James Moroney, Louisiana State University, Carbonic anhydrases in photosynthetic organisms: locations and physiological roles in CO2 acquisition

Event Dates: March 7, 2014 - 4:00pm - 5:00pm

The relatively low CO2 concentration in the earth’s atmosphere has led to adaptations by photosynthetic organisms that increase the CO2 concentration for Rubisco. These adaptations include C4 photosynthesis in terrestrial plants and CO2 concentrating mechanisms (CCMs) in aquatic photosynthetic organisms. Carbonic anhydrases, zinc-containing metalloenzymes that catalyze the interconversion of CO2 and HCO3-, are important components of these CCMs. The location of these carbonic anhydrases, as well as the other components of the CCMs, is essential to the proper functioning of the CCM. In cyanobacteria, a carbonic anhydrase is needed in the carboxysome to convert accumulated HCO3- to CO2 for fixation.
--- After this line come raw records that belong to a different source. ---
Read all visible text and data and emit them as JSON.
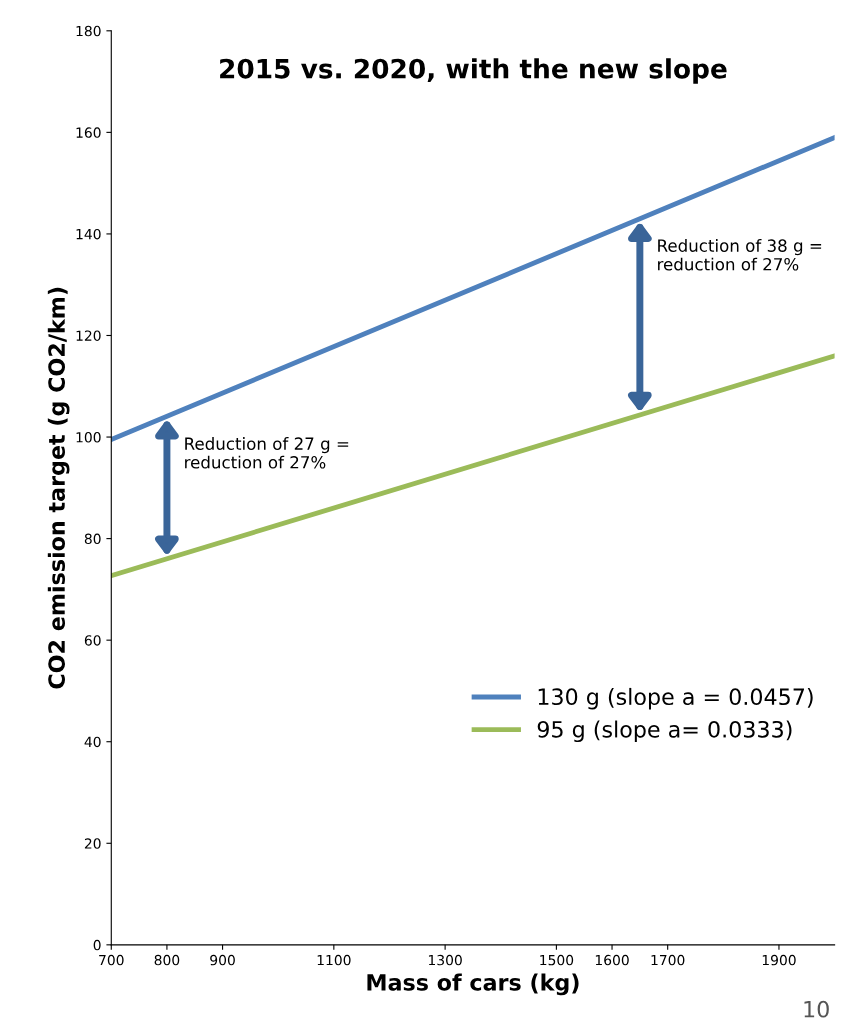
{
  "chart_data": {
    "type": "line",
    "title": "2015 vs. 2020, with the new slope",
    "xlabel": "Mass of cars (kg)",
    "ylabel": "CO2 emission target (g CO2/km)",
    "x": [
      700,
      2000
    ],
    "series": [
      {
        "name": "130 g (slope a = 0.0457)",
        "color": "#4f81bd",
        "values": [
          99.5,
          159
        ]
      },
      {
        "name": "95 g (slope a= 0.0333)",
        "color": "#9bbb59",
        "values": [
          72.7,
          116
        ]
      }
    ],
    "xlim": [
      700,
      2000
    ],
    "ylim": [
      0,
      180
    ],
    "xticks": [
      700,
      800,
      900,
      1100,
      1300,
      1500,
      1600,
      1700,
      1900
    ],
    "yticks": [
      0,
      20,
      40,
      60,
      80,
      100,
      120,
      140,
      160,
      180
    ],
    "annotations": [
      {
        "text": "Reduction of 27 g =\nreduction of 27%",
        "x": 800,
        "y": 104
      },
      {
        "text": "Reduction of 38 g =\nreduction of 27%",
        "x": 1650,
        "y": 143
      },
      "10"
    ],
    "legend": "bottom right",
    "grid": false,
    "marker": "none",
    "line_style": "solid"
  }
}
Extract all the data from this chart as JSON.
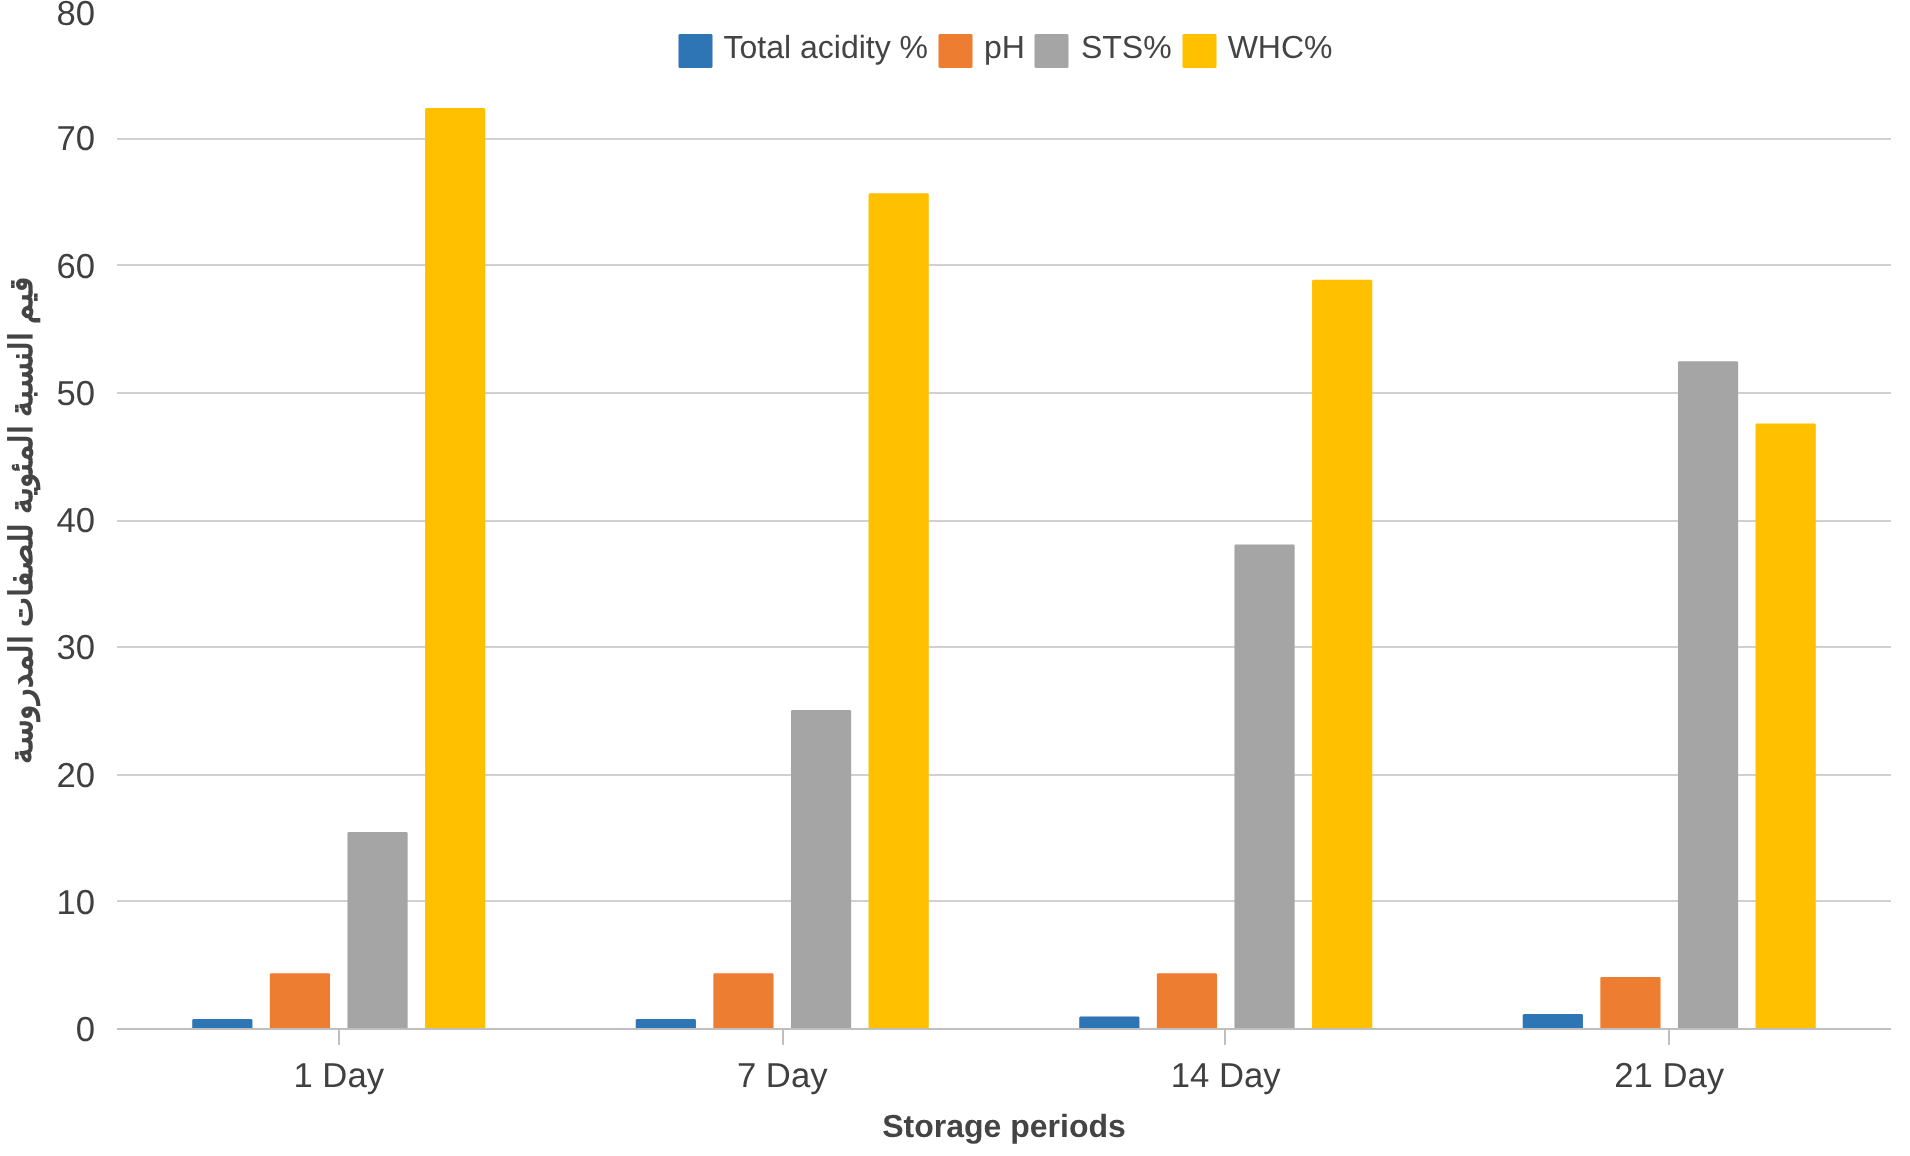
{
  "chart_data": {
    "type": "bar",
    "xlabel": "Storage periods",
    "ylabel": "قيم النسبة المئوية للصفات المدروسة",
    "categories": [
      "1 Day",
      "7 Day",
      "14 Day",
      "21 Day"
    ],
    "series": [
      {
        "name": "Total acidity %",
        "color": "#2e75b6",
        "values": [
          0.7,
          0.7,
          0.9,
          1.1
        ]
      },
      {
        "name": "pH",
        "color": "#ed7d31",
        "values": [
          4.3,
          4.3,
          4.3,
          4.0
        ]
      },
      {
        "name": "STS%",
        "color": "#a5a5a5",
        "values": [
          15.4,
          25.0,
          38.0,
          52.4
        ]
      },
      {
        "name": "WHC%",
        "color": "#ffc000",
        "values": [
          72.3,
          65.6,
          58.8,
          47.5
        ]
      }
    ],
    "ylim": [
      0,
      80
    ],
    "yticks": [
      0,
      10,
      20,
      30,
      40,
      50,
      60,
      70,
      80
    ],
    "grid": "y",
    "legend": "top"
  }
}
The unicellular green alga Chlamydomonas reinhardtii has nine genes encoding carbonic anhydrases. These carbonic anhydrases are localized in many different organelles within cell, including the cell wall, chloroplast and mitochondria. Two of these CAs, CAH3 and CAH6, are localized to the chloroplast, and their locations within the chloroplast are necessary for the proper functioning of the CCM. Higher plants, even those that have C3 photosynthesis, also encode a large number of CAs. Arabidopsis has 14 genes that could encode CA, and at least eight of these genes are expressed in leaves. In this talk, the locations and physiological roles of the carbonic anhydrase isoforms of C. reinhardtii and Arabidopsis will be discussed.